# PRSI/Levies refund for AVCs



## davidrouse (1 Jul 2008)

If you are claiming a refund of PRSI and Levies (total 5%) for pension contributions made outside the net pay arrangement you need to submit a Form CGPRSI1 which is available for download-

[broken link removed]


----------



## ClubMan (1 Jul 2008)

Don't you mean 6% (4% _PRSI _+ 2% health contribution) for many (most?) _PAYE _workers (_Class A PRSI_)?

Same issue covered here I presume?

Claiming PRSI relief on standalone private pension/PRSA contribution


----------



## davidrouse (1 Jul 2008)

Correctly pointed out, 6% for Class A employees.

Class S (self-employed) are 5%.

Also worth pointing out you won't get PRSI/Levy refund until after you receive an Income Tax refund in respect of the pension contributions for which the claim is made.


----------



## ClubMan (1 Jul 2008)

davidrouse said:


> Also worth pointing out you won't get PRSI/Levy refund until after you receive an Income Tax refund in respect of the pension contributions for which the claim is made.

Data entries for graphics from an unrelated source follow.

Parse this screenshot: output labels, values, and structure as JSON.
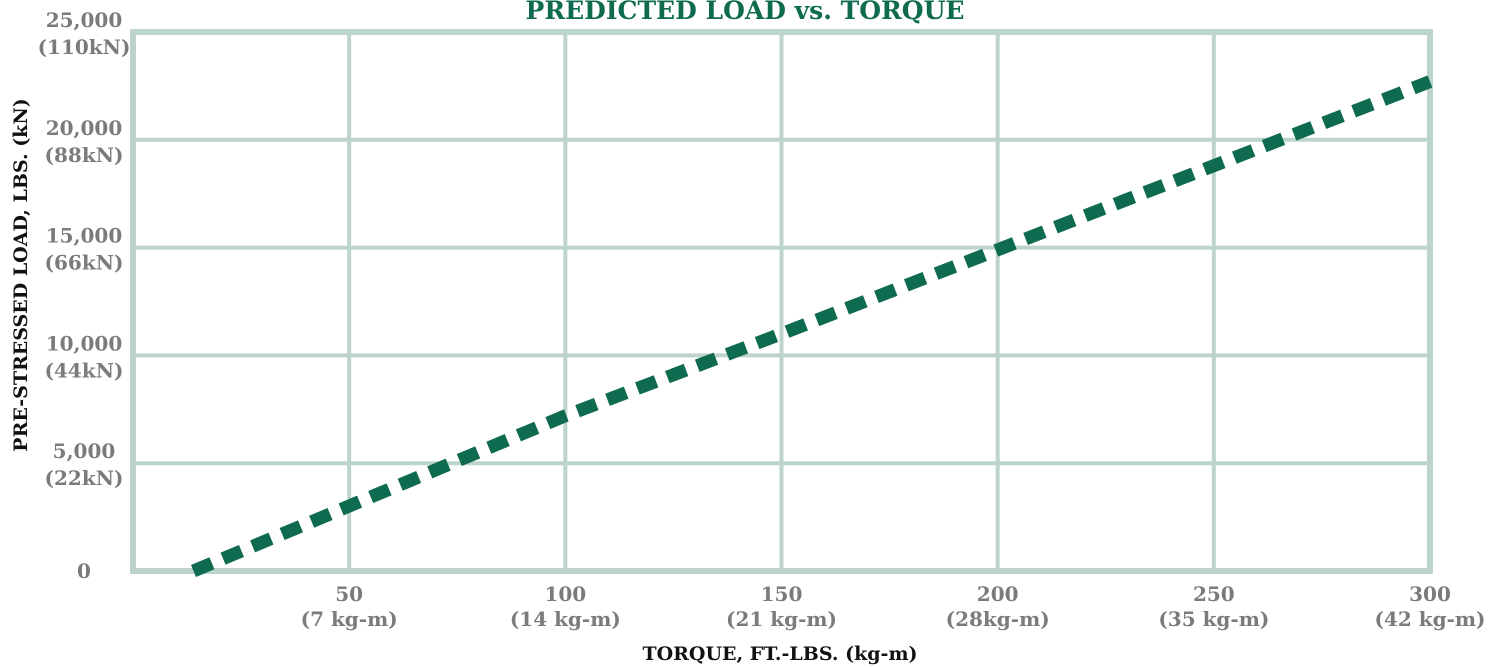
{
  "chart_data": {
    "type": "line",
    "title": "PREDICTED LOAD vs. TORQUE",
    "xlabel": "TORQUE, FT.-LBS. (kg-m)",
    "ylabel": "PRE-STRESSED LOAD, LBS. (kN)",
    "xlim": [
      0,
      300
    ],
    "ylim": [
      0,
      25000
    ],
    "grid": true,
    "x_ticks": [
      {
        "value": 50,
        "label": "50",
        "sublabel": "(7 kg-m)"
      },
      {
        "value": 100,
        "label": "100",
        "sublabel": "(14 kg-m)"
      },
      {
        "value": 150,
        "label": "150",
        "sublabel": "(21 kg-m)"
      },
      {
        "value": 200,
        "label": "200",
        "sublabel": "(28kg-m)"
      },
      {
        "value": 250,
        "label": "250",
        "sublabel": "(35 kg-m)"
      },
      {
        "value": 300,
        "label": "300",
        "sublabel": "(42 kg-m)"
      }
    ],
    "y_ticks": [
      {
        "value": 0,
        "label": "0",
        "sublabel": ""
      },
      {
        "value": 5000,
        "label": "5,000",
        "sublabel": "(22kN)"
      },
      {
        "value": 10000,
        "label": "10,000",
        "sublabel": "(44kN)"
      },
      {
        "value": 15000,
        "label": "15,000",
        "sublabel": "(66kN)"
      },
      {
        "value": 20000,
        "label": "20,000",
        "sublabel": "(88kN)"
      },
      {
        "value": 25000,
        "label": "25,000",
        "sublabel": "(110kN)"
      }
    ],
    "series": [
      {
        "x": [
          14,
          100,
          150,
          200,
          300
        ],
        "y": [
          0,
          7200,
          11000,
          14900,
          22700
        ]
      }
    ],
    "colors": {
      "title": "#0f6b50",
      "line": "#0f6b50",
      "grid": "#bdd4cb",
      "text": "#7b7b7b",
      "axis_label": "#111111"
    }
  }
}
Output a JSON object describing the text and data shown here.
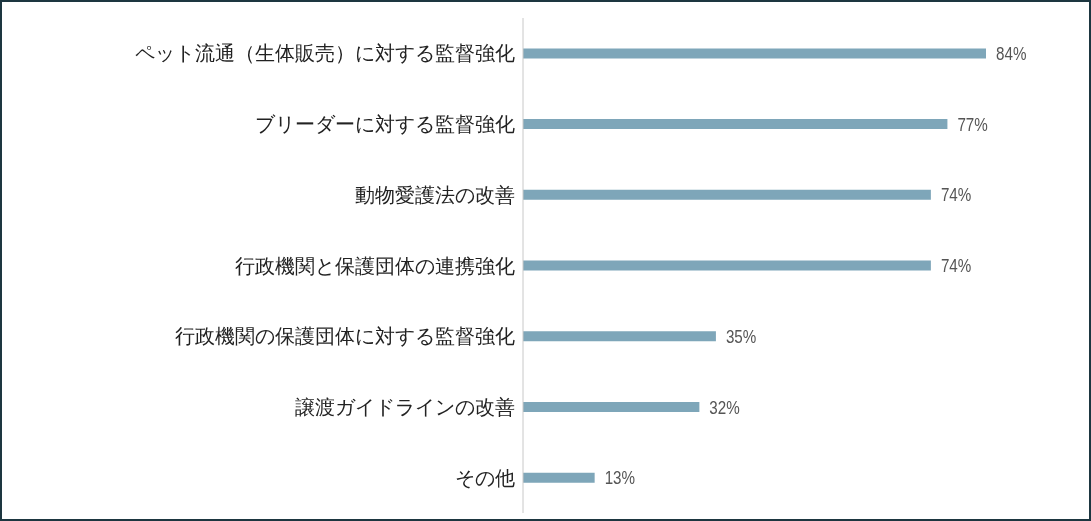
{
  "chart_data": {
    "type": "bar",
    "orientation": "horizontal",
    "categories": [
      "ペット流通（生体販売）に対する監督強化",
      "ブリーダーに対する監督強化",
      "動物愛護法の改善",
      "行政機関と保護団体の連携強化",
      "行政機関の保護団体に対する監督強化",
      "譲渡ガイドラインの改善",
      "その他"
    ],
    "values": [
      84,
      77,
      74,
      74,
      35,
      32,
      13
    ],
    "value_labels": [
      "84%",
      "77%",
      "74%",
      "74%",
      "35%",
      "32%",
      "13%"
    ],
    "color": "#7ea6b9"
  }
}
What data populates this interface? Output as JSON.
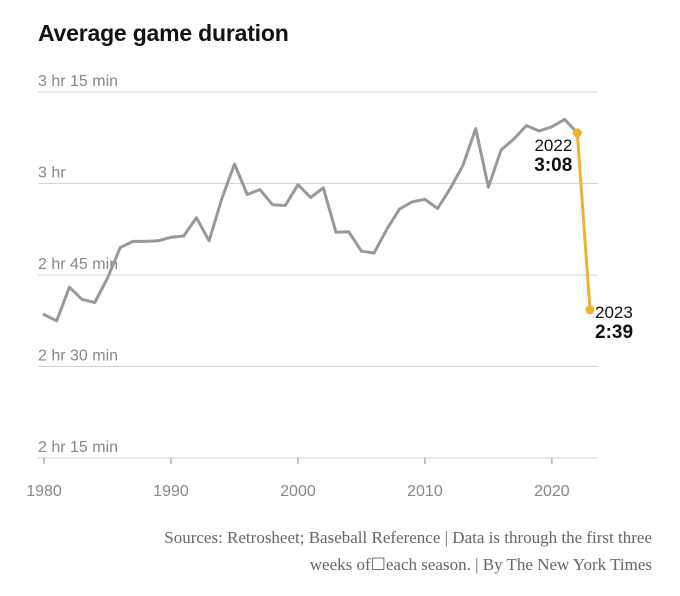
{
  "title": "Average game duration",
  "source": {
    "line1": "Sources: Retrosheet; Baseball Reference | Data is through the first three",
    "line2": "weeks of☐each season. | By The New York Times"
  },
  "colors": {
    "history": "#999999",
    "highlight": "#f2b230",
    "grid": "#d4d4d4",
    "axis": "#888888"
  },
  "chart_data": {
    "type": "line",
    "title": "Average game duration",
    "xlabel": "",
    "ylabel": "",
    "unit": "minutes",
    "ylim": [
      135,
      195
    ],
    "xlim": [
      1980,
      2023
    ],
    "y_ticks": [
      {
        "value": 195,
        "label": "3 hr 15 min"
      },
      {
        "value": 180,
        "label": "3 hr"
      },
      {
        "value": 165,
        "label": "2 hr 45 min"
      },
      {
        "value": 150,
        "label": "2 hr 30 min"
      },
      {
        "value": 135,
        "label": "2 hr 15 min"
      }
    ],
    "x_ticks": [
      1980,
      1990,
      2000,
      2010,
      2020
    ],
    "grid": true,
    "series": [
      {
        "color": "#999999",
        "points": [
          [
            1980,
            158.5
          ],
          [
            1981,
            157.5
          ],
          [
            1982,
            163.0
          ],
          [
            1983,
            161.0
          ],
          [
            1984,
            160.5
          ],
          [
            1985,
            164.5
          ],
          [
            1986,
            169.5
          ],
          [
            1987,
            170.5
          ],
          [
            1988,
            170.5
          ],
          [
            1989,
            170.6
          ],
          [
            1990,
            171.2
          ],
          [
            1991,
            171.4
          ],
          [
            1992,
            174.4
          ],
          [
            1993,
            170.6
          ],
          [
            1994,
            177.5
          ],
          [
            1995,
            183.2
          ],
          [
            1996,
            178.2
          ],
          [
            1997,
            179.0
          ],
          [
            1998,
            176.5
          ],
          [
            1999,
            176.4
          ],
          [
            2000,
            179.8
          ],
          [
            2001,
            177.7
          ],
          [
            2002,
            179.3
          ],
          [
            2003,
            172.0
          ],
          [
            2004,
            172.1
          ],
          [
            2005,
            168.9
          ],
          [
            2006,
            168.6
          ],
          [
            2007,
            172.5
          ],
          [
            2008,
            175.8
          ],
          [
            2009,
            177.0
          ],
          [
            2010,
            177.4
          ],
          [
            2011,
            175.9
          ],
          [
            2012,
            179.2
          ],
          [
            2013,
            183.0
          ],
          [
            2014,
            189.0
          ],
          [
            2015,
            179.4
          ],
          [
            2016,
            185.5
          ],
          [
            2017,
            187.3
          ],
          [
            2018,
            189.5
          ],
          [
            2019,
            188.6
          ],
          [
            2020,
            189.3
          ],
          [
            2021,
            190.5
          ],
          [
            2022,
            188.3
          ]
        ]
      },
      {
        "color": "#f2b230",
        "points": [
          [
            2022,
            188.3
          ],
          [
            2023,
            159.3
          ]
        ]
      }
    ],
    "annotations": [
      {
        "year": "2022",
        "value": "3:08"
      },
      {
        "year": "2023",
        "value": "2:39"
      }
    ]
  }
}
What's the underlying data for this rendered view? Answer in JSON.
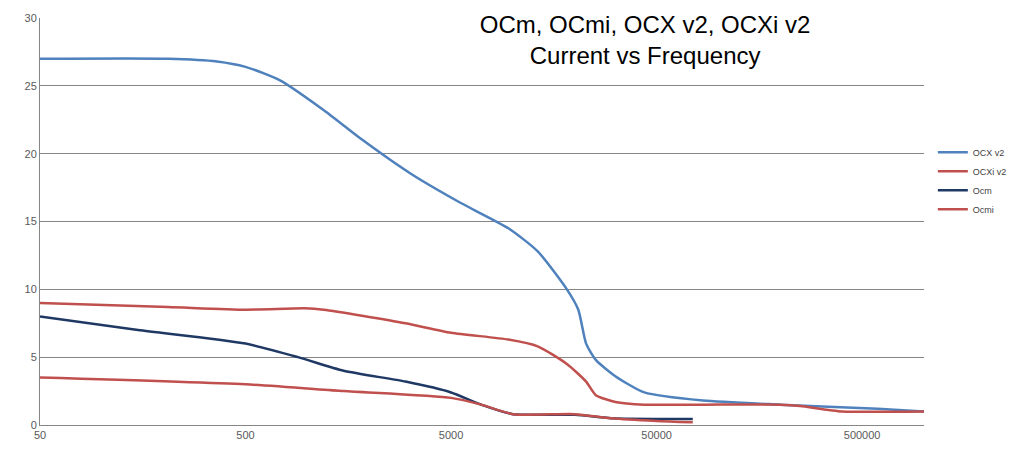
{
  "chart_data": {
    "type": "line",
    "title": "OCm, OCmi, OCX v2, OCXi v2",
    "subtitle": "Current vs Frequency",
    "log": "x",
    "grid": true,
    "legend": "right",
    "xlim": [
      50,
      1000000
    ],
    "xticks": [
      50,
      500,
      5000,
      50000,
      500000
    ],
    "ylim": [
      0,
      30
    ],
    "yticks": [
      0,
      5,
      10,
      15,
      20,
      25,
      30
    ],
    "series": [
      {
        "name": "OCX v2",
        "color": "#4f81bd",
        "x": [
          50,
          210,
          363,
          500,
          736,
          1202,
          1857,
          3200,
          5520,
          9500,
          13200,
          18300,
          20800,
          22700,
          25300,
          31500,
          43600,
          84000,
          200000,
          596000,
          1000000
        ],
        "values": [
          27,
          27,
          26.8,
          26.4,
          25.4,
          23.2,
          21,
          18.5,
          16.4,
          14.5,
          12.8,
          10,
          8.5,
          6,
          4.8,
          3.6,
          2.4,
          1.8,
          1.5,
          1.2,
          1.0
        ]
      },
      {
        "name": "OCXi v2",
        "color": "#c0504d",
        "x": [
          50,
          210,
          500,
          966,
          1202,
          3000,
          5000,
          9500,
          13200,
          18300,
          22700,
          25300,
          31500,
          43600,
          84000,
          200000,
          250000,
          400000,
          1000000
        ],
        "values": [
          9,
          8.7,
          8.5,
          8.6,
          8.5,
          7.5,
          6.8,
          6.3,
          5.8,
          4.5,
          3.2,
          2.2,
          1.7,
          1.5,
          1.5,
          1.5,
          1.4,
          1.0,
          1.0
        ]
      },
      {
        "name": "Ocm",
        "color": "#1f3864",
        "x": [
          50,
          150,
          500,
          900,
          1500,
          3000,
          5000,
          7000,
          10000,
          20000,
          30000,
          50000,
          75000
        ],
        "values": [
          8,
          7,
          6,
          5,
          4,
          3.2,
          2.4,
          1.5,
          0.8,
          0.75,
          0.5,
          0.45,
          0.45
        ]
      },
      {
        "name": "Ocmi",
        "color": "#c0504d",
        "x": [
          50,
          500,
          1500,
          5000,
          7000,
          10000,
          20000,
          30000,
          50000,
          75000
        ],
        "values": [
          3.5,
          3.0,
          2.5,
          2.0,
          1.5,
          0.8,
          0.8,
          0.5,
          0.3,
          0.2
        ]
      }
    ]
  }
}
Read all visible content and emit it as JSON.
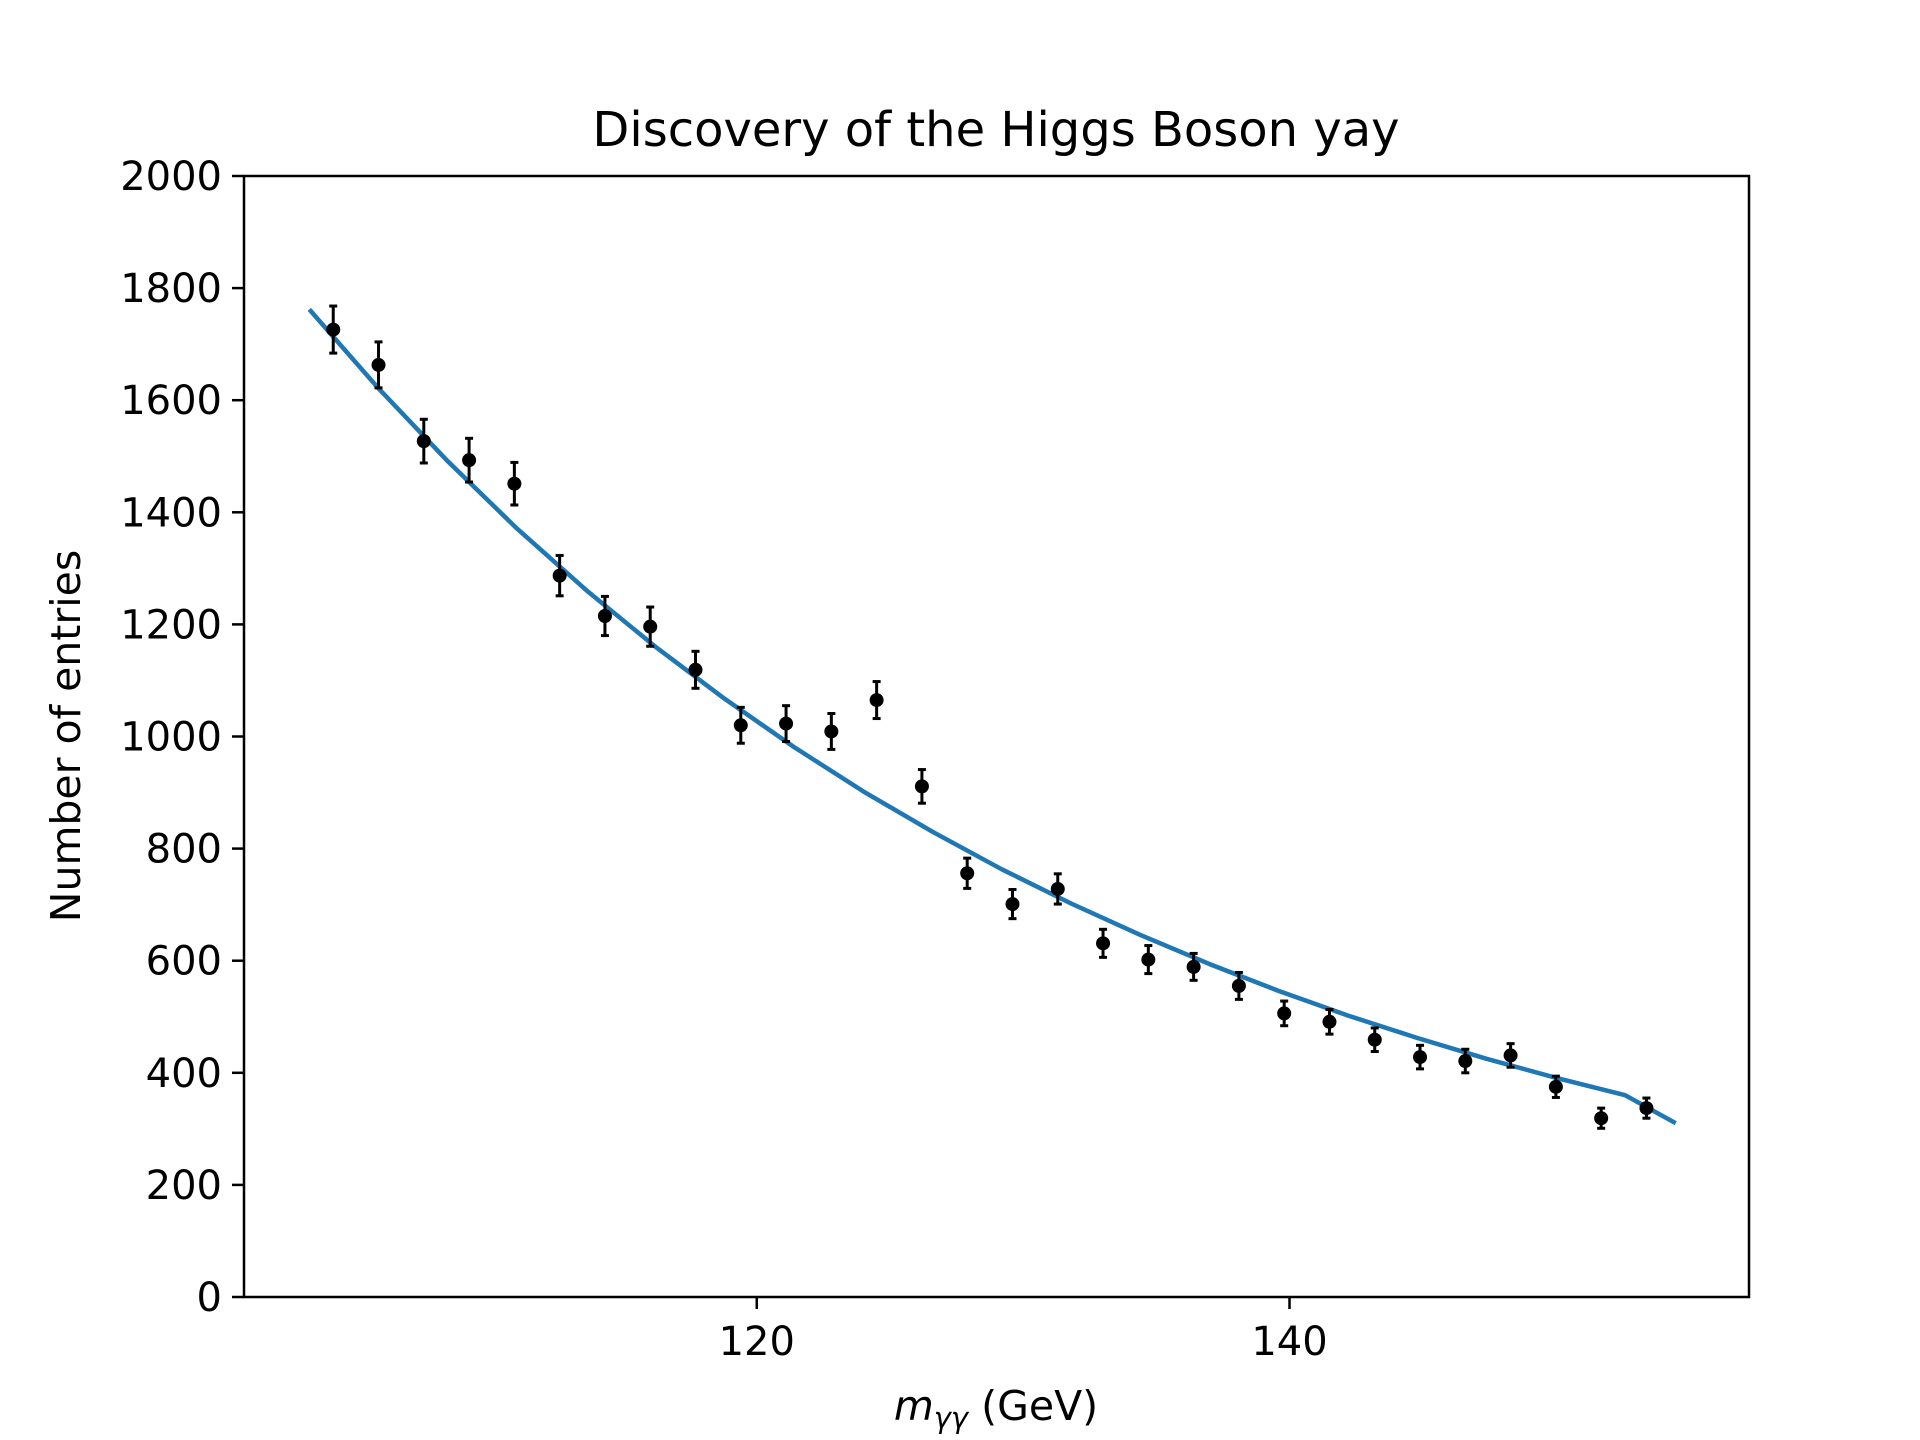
{
  "chart_data": {
    "type": "scatter",
    "title": "Discovery of the Higgs Boson yay",
    "xlabel": {
      "symbol": "m",
      "subscript": "γγ",
      "unit": " (GeV)"
    },
    "ylabel": "Number of entries",
    "xlim": [
      100.75,
      157.25
    ],
    "ylim": [
      0,
      2000
    ],
    "xticks": [
      120,
      140
    ],
    "yticks": [
      0,
      200,
      400,
      600,
      800,
      1000,
      1200,
      1400,
      1600,
      1800,
      2000
    ],
    "grid": false,
    "legend": "none",
    "series": [
      {
        "type": "errorbar",
        "color": "#000000",
        "x": [
          104.1,
          105.8,
          107.5,
          109.2,
          110.9,
          112.6,
          114.3,
          116.0,
          117.7,
          119.4,
          121.1,
          122.8,
          124.5,
          126.2,
          127.9,
          129.6,
          131.3,
          133.0,
          134.7,
          136.4,
          138.1,
          139.8,
          141.5,
          143.2,
          144.9,
          146.6,
          148.3,
          150.0,
          151.7,
          153.4
        ],
        "y": [
          1726,
          1663,
          1527,
          1493,
          1451,
          1287,
          1215,
          1196,
          1119,
          1020,
          1023,
          1009,
          1065,
          911,
          756,
          701,
          728,
          631,
          602,
          589,
          555,
          506,
          491,
          459,
          428,
          421,
          431,
          375,
          319,
          337
        ],
        "yerr": [
          42,
          41,
          39,
          39,
          38,
          36,
          35,
          35,
          33,
          32,
          32,
          32,
          33,
          30,
          27,
          26,
          27,
          25,
          25,
          24,
          24,
          22,
          22,
          21,
          21,
          21,
          21,
          19,
          18,
          18
        ]
      },
      {
        "type": "line",
        "color": "#1f77b4",
        "x": [
          103.2,
          105.8,
          108.4,
          111.0,
          113.6,
          116.2,
          118.8,
          121.4,
          124.0,
          126.6,
          129.2,
          131.8,
          134.4,
          137.0,
          139.6,
          142.2,
          144.8,
          147.4,
          150.0,
          152.6,
          154.5
        ],
        "y": [
          1762,
          1621,
          1491,
          1371,
          1261,
          1160,
          1067,
          981,
          902,
          830,
          763,
          702,
          646,
          594,
          546,
          502,
          462,
          425,
          391,
          360,
          310
        ]
      }
    ]
  }
}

Yes - that is pointed out in the thread to which I linked above.


----------



## Dave Vanian (2 Jul 2008)

davidrouse said:


> Correctly pointed out, 6% for Class A employees.
> 
> Class S (self-employed) are 5%.
> 
> Also worth pointing out you won't get PRSI/Levy refund until after you receive an Income Tax refund in respect of the pension contributions for which the claim is made.


 
Can self-employed people claim back their PRSI and Levies in respect of RAC contributions using the form you link to above?


----------



## Clarkey (2 Jul 2008)

Dave Vanian said:


> Can self-employed people claim back their PRSI and Levies in respect of RAC contributions using the form you link to above?


 
No only paye workers get PRSI/Health levy relief on pension contributions


----------



## ClubMan (2 Jul 2008)

Clarkey said:


> No only paye workers get PRSI/Health levy relief on pension contributions


One of you is wrong so?

PRSI relief on Pension for self-employed


----------



## Clarkey (2 Jul 2008)

ClubMan said:


> One of you is wrong so?
> 
> PRSI relief on Pension for self-employed


 
Confirmed by Simplyjoe no relief for self employed income


----------



## ClubMan (2 Jul 2008)

Clarkey said:


> Confirmed by Simplyjoe no relief for self employed income


Are you sure? That's not how I read this post. In fact I got the complete opposite meaning to what you said above!


----------



## Clarkey (2 Jul 2008)

Read it again


----------



## ClubMan (2 Jul 2008)

Sorry - I overlooked a bit near the end.


----------



## jrewing (3 Jul 2008)

Up to what stage can I claim the PRSI refund on AVC contribution? I haven't yet filed my 2007 tax return.


----------



## ClubMan (3 Jul 2008)

You must claim tax relief first. Then you can claim _PRSI _relief. You can backdate such claims by 4 years as with tax claims as far as I know. But I think the _PRSI _refund scheme only came into force in 2006 or something like that anyway?


----------



## Clarkey (3 Jul 2008)

jrewing said:


> Up to what stage can I claim the PRSI refund on AVC contribution? I haven't yet filed my 2007 tax return.


 
AVCs are claimable up to filing date for 2007 return i.e. 31 October 2008 or approx. 2 weeks later if filing on ROS. If it is not *paid and claimed* by filing date you will only receive credit in your 2008 return

From Revenue leaflet IT14

If a contribution is paid after the end of the year, but before the following 31 October, relief may be allowed in the earlier year *provided an election to do so is made by the individual on or before the 31 October*. Taxpayers filing returns under ROS may avail of the extended filing date to make an election and pay a contribution


----------



## davidrouse (3 Jul 2008)

The extended deadline for ROS filers is Monday 17 November 2008. 

Therefore you have until 17/11/08 to make a pension contribution in respect of tax year 31/12/07 *provided you are filing your 2007 return via ROS*.

[broken link removed] confirms filing date.


----------